Violated but still alive, they decide to return to Stacy's apartment, which now feels like a tomb but is also their only safe place. Neither lover, it is clear, has the strength to break the destructive pattern of their lives, and Stacy's addled quest has only brought them into the hands of a genuine predator who leaves them technically alive only from lack of interest.

Trauma of memory

Burgin carries off his tales with a deceptively light touch that brings one into them as if their circumstances and the relationships they depict are perfectly ordinary and natural; this is simply the way things are. At play, however, is a deeper concern with the nature of identity itself and the processes— particularly memory— that support it.

Memory is mostly traumatic, and so— beyond the temporary therapeutics of drugs and the schematics of predator-prey relationships— its potential manipulation is the final quest of society itself. Burgin has dealt with this in previous works, and it is the focus of the novella, “The Memory Center,” with which the book concludes.

"The Memory Center" takes place in the near future. Two competing drugs, Memo and Oblivion, contest the memory market; the first enhances recall and the second radically diminishes it.

Between humans and robots

Foster, a disappointed Memo user, falls into the clutches of Dr.
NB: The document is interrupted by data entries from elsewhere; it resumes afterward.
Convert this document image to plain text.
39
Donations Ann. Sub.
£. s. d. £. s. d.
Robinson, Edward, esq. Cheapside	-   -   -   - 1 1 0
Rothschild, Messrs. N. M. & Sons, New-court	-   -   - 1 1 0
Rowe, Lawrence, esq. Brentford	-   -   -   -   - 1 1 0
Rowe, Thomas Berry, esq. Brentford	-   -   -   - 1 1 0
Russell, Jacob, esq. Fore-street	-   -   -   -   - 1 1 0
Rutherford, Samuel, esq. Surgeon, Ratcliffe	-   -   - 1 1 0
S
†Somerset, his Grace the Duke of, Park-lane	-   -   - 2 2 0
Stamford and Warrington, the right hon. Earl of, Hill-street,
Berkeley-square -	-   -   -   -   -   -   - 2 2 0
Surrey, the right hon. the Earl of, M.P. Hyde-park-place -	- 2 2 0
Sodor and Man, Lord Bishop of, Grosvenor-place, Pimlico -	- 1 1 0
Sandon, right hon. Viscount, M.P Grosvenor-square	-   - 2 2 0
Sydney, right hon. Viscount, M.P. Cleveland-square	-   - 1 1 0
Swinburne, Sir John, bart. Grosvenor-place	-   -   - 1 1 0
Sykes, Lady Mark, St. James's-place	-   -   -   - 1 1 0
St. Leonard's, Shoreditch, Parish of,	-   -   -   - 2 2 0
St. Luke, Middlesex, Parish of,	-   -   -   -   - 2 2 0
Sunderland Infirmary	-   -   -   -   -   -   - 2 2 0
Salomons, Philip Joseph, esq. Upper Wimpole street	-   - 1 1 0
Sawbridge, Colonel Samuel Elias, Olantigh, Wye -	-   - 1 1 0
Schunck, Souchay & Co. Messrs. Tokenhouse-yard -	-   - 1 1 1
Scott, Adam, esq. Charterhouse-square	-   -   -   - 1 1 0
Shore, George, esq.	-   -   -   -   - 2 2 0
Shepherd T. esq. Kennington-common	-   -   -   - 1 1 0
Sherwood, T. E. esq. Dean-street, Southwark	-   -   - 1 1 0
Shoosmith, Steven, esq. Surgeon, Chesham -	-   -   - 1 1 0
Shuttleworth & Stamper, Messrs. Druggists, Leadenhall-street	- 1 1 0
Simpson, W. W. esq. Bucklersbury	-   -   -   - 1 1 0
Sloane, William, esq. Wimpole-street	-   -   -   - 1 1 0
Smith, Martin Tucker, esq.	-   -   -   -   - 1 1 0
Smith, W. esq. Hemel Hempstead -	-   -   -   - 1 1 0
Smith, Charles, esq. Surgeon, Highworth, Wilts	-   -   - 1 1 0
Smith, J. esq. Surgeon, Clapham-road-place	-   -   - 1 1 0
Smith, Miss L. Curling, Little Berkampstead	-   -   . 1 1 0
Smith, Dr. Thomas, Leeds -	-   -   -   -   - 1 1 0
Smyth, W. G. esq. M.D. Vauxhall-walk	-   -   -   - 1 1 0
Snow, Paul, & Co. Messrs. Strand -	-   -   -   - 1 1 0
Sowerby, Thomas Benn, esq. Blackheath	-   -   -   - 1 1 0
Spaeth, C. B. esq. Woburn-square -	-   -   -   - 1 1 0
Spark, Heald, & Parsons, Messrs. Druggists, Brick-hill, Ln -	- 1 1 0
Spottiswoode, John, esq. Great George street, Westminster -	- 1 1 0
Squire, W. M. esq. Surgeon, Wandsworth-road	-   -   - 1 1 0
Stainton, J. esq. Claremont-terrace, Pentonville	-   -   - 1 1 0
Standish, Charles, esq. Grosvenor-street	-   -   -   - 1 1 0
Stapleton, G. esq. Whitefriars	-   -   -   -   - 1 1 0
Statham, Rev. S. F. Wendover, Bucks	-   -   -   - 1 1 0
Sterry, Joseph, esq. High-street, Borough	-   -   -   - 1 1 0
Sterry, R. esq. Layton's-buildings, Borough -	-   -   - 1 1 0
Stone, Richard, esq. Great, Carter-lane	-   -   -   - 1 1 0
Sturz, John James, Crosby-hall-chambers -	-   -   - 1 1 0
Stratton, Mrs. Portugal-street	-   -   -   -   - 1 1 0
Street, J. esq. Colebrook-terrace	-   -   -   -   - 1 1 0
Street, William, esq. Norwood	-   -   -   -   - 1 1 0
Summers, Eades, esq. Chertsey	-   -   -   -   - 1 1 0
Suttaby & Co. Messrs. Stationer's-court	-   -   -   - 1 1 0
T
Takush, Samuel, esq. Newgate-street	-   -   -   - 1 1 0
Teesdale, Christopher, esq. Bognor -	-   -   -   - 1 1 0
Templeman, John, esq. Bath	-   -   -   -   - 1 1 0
Rohr, who specializes in operations that selectively rearrange memory, eliminating painful recollections and leaving pleasurable ones— in short, a personality transplant. Foster desires to remodel an anxious and unsatisfactory self, but he’s also partly under Rohr's spell.

Since we're a bit beyond the present, Rohr's clinic is partly staffed by robots, one of whom tells Foster that humans work there too but "It's not always easy to tell them apart." Do the robots have difficulty identifying humans, or vice versa, or has the difference between them become irrelevant, since functionality is all that counts?

Foster is of course about to submit to a procedure that will redesign his brain, which will make him in some sense a robot. The choice appears to be between being the victim of oneself or the victim of another.

Foster tries to escape, only to be dismissed by Rohr as an unworthy subject. But Rohr himself is suddenly revealed as querulous and old, not the master magician who will solve the problem of humanity but simply a man terrified of his own approaching end. Foster is left by the road, the mind that is both his anchor and his millstone still intact, and the task of living still before him.

Father and son


Love does prevail in one story, "The Diary of an Invalid," which describes the relationship between a father and son who share a private language and fantasy life, as if in compact against the world. It's a fragile relationship that must inevitably change, but one touched with a deep and sustaining intimacy.

Achieved humanity, Burgin suggests here, is possible— a miraculous occurrence in the dance of dark souls that is his fiction, but the redemptive possibility that alone keeps us going.

"You die of your life," one of Burgin's characters says with shattering simplicity. But another counsels, "Courage, in the end, is all we have”¦ it's even more important than our identity."

It's the essential truth that's wrung from Richard Burgin's deeply impressive fiction. The final mystery about us is not that we suffer but that we find in ourselves the willingness to endure.

What, When, Where

Hide Island. By Richard Burgin. Texas Review Press, 2013. 248 pages; $24.95 cloth; $14.95 paper. www.amazon.com.